Edit: You linked to an article...let me read that and then maybe I'll understand what you're saying.
I see the "or of the press" phrase as a truism within the Free Speech Clause itself that, again, I think draws justification from what's included between those semicolons. (And spoiler alert: when we get to the Establishment Clause and so called "Free Exercise Clause", I feel the same way, which should be even more intriguing.) Freedom of speech, more accurately, freedom of expression, has very limited use if all that it grants is the ability to physically speak in public spaces. So in order for it to practically work, you also have to guarantee it via all vehicles of transmission, of which have expanded dramatically since the Founding.
The key reason why I think trying to make the "or of the press" phrase anything more than that runs into logical problems would be trying to determine who qualifies as a "journalist". I'll start with myself as a mundane example that's actually highly relevant on this day. Today is when I expect the NFL's compensatory draft picks to be released. I've devised a formula that tries to project what they are, and have written several articles on why I think this is what it's going to be. I don't consider myself a professional journalist by any means, but I have been cited by people who are. Yet I don't believe I have any less of a right under the Constitution to report on comp picks than the people who cite me.
For a more serious example, take expenditures used on campaign messaging (a controversial form of speech that I'm surprised you didn't mention in your list of types of speech you wanted to question), and more specifically the highly controversial Citizens United v.

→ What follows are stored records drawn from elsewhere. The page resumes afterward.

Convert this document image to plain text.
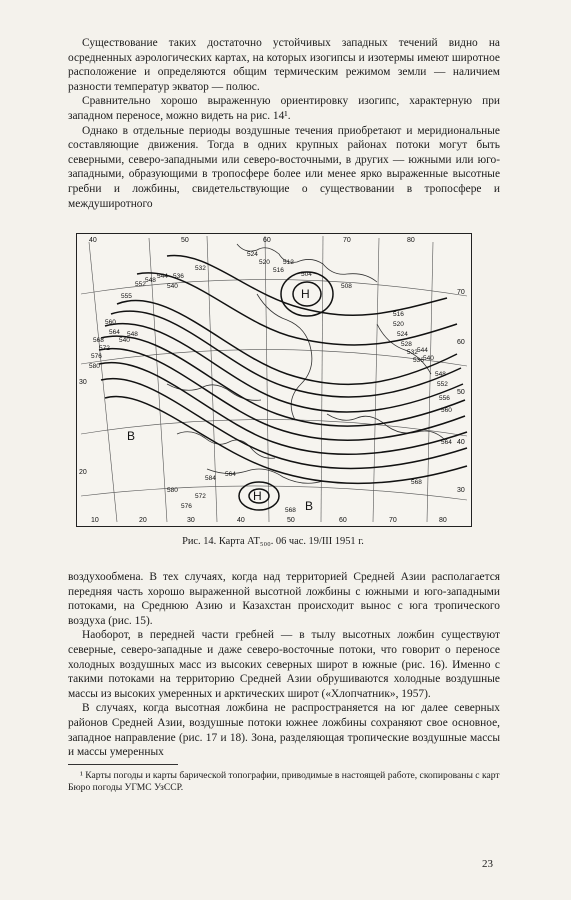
Существование таких достаточно устойчивых западных течений видно на осредненных аэрологических картах, на которых изогипсы и изотермы имеют широтное расположение и определяются общим термическим режимом земли — наличием разности температур экватор — полюс.

Сравнительно хорошо выраженную ориентировку изогипс, характерную при западном переносе, можно видеть на рис. 14¹.

Однако в отдельные периоды воздушные течения приобретают и меридиональные составляющие движения. Тогда в одних крупных районах потоки могут быть северными, северо-западными или северо-восточными, в других — южными или юго-западными, образующими в тропосфере более или менее ярко выраженные высотные гребни и ложбины, свидетельствующие о существовании в тропосфере и междуширотного

40	50	60	70	80
30
20
70
60
50
40
30
10	20	30	40	50	60	70	80
524
532
520
516
512
504
508
536
540
544
548
552
555
560
564
568
572
576
580
548
540
584
516
520
524
528
532
536 540
544
548
552
556
560
564
568
580
572
576
564
568
Н
В
Н
В
Рис. 14. Карта AT₅₀₀. 06 час. 19/III 1951 г.

воздухообмена. В тех случаях, когда над территорией Средней Азии располагается передняя часть хорошо выраженной высотной ложбины с южными и юго-западными потоками, на Среднюю Азию и Казахстан происходит вынос с юга тропического воздуха (рис. 15).

Наоборот, в передней части гребней — в тылу высотных ложбин существуют северные, северо-западные и даже северо-восточные потоки, что говорит о переносе холодных воздушных масс из высоких северных широт в южные (рис. 16). Именно с такими потоками на территорию Средней Азии обрушиваются холодные воздушные массы из высоких умеренных и арктических широт («Хлопчатник», 1957).

В случаях, когда высотная ложбина не распространяется на юг далее северных районов Средней Азии, воздушные потоки южнее ложбины сохраняют свое основное, западное направление (рис. 17 и 18). Зона, разделяющая тропические воздушные массы и массы умеренных

¹ Карты погоды и карты барической топографии, приводимые в настоящей работе, скопированы с карт Бюро погоды УГМС УзССР.

23
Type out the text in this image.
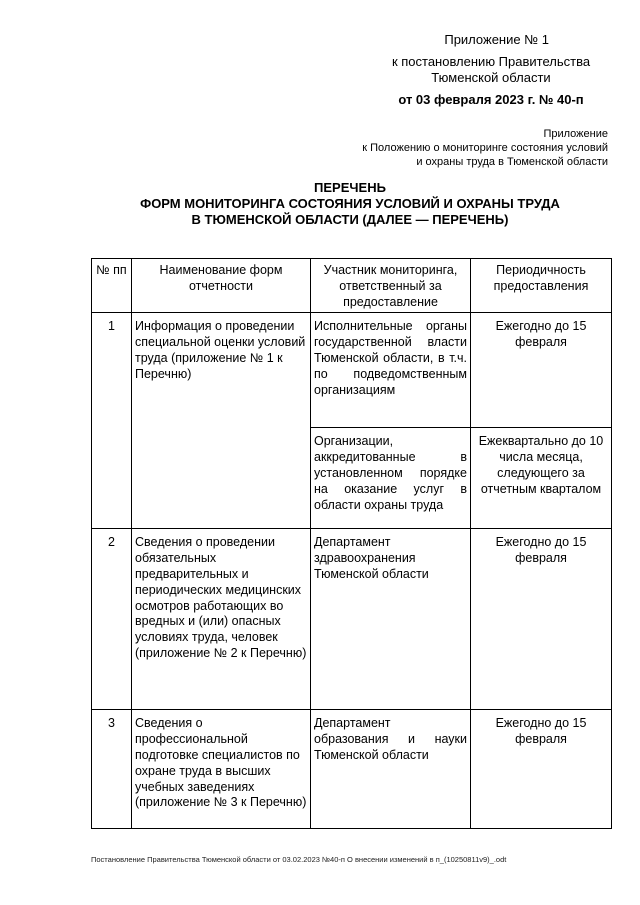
Приложение № 1
к постановлению Правительства
Тюменской области
от 03 февраля 2023 г. № 40-п
Приложение
к Положению о мониторинге состояния условий
и охраны труда в Тюменской области
ПЕРЕЧЕНЬ
ФОРМ МОНИТОРИНГА СОСТОЯНИЯ УСЛОВИЙ И ОХРАНЫ ТРУДА
В ТЮМЕНСКОЙ ОБЛАСТИ (ДАЛЕЕ — ПЕРЕЧЕНЬ)
№ пп	Наименование форм отчетности	Участник мониторинга, ответственный за предоставление	Периодичность предоставления
1	Информация о проведении специальной оценки условий труда (приложение № 1 к Перечню)	Исполнительные органы государственной власти Тюменской области, в т.ч. по подведомственным организациям	Ежегодно до 15 февраля
		Организации, аккредитованные в установленном порядке на оказание услуг в области охраны труда	Ежеквартально до 10 числа месяца, следующего за отчетным кварталом
2	Сведения о проведении обязательных предварительных и периодических медицинских осмотров работающих во вредных и (или) опасных условиях труда, человек (приложение № 2 к Перечню)	Департамент здравоохранения Тюменской области	Ежегодно до 15 февраля
3	Сведения о профессиональной подготовке специалистов по охране труда в высших учебных заведениях (приложение № 3 к Перечню)	Департамент образования и науки Тюменской области	Ежегодно до 15 февраля
Постановление Правительства Тюменской области от 03.02.2023 №40-п О внесении изменений в п_(10250811v9)_.odt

FEC case. This is the case that really opened my eyes to this. Citizens United is a nonprofit corporation whose goal is to express advocacy for their favored forms of government and society. The New York Times is a for-profit company that has an entire section devoted to expressing the same. Yet the idea that the NYT somehow has more legitimacy under the First Amendment to spend on distributing their point of their view than Citizens United makes no sense to me. (You can make the same argument about, say, the ACLU vs. the Wall Street Journal, or whatever combination you want.)
So getting back to what you teach your students, I think that teaching them that "freedom to share what you think with a lot of other people that you don't know" is a very important part of the Free Speech Clause and the First Amendment as a whole, and it should be taught. But I think that explanation helps strengthen the idea that that freedom should be granted to all, and not just those who have professional expertise in it.
With Citizens United, the way you frame speech/press I think changes the entire nature of the argument. Instead of arguing whether nonprofits or unions or corporations have free speech to engage in political expenditures it becomes an issue of why some people/corporations by virtue of being considered journalists were allowed free speech in the days leading up to an election when other people/corporations couldn't engage in basically the exact same behavior just because they weren't considered journalists. Maybe comparing themselves to the NYT or FOXNews, etc., would have been a better way for them to have gone. I'm kind of thinking out loud here, but it seems like this path could have saved them from the clunkier "corporations are people" route that the Court ultimately went.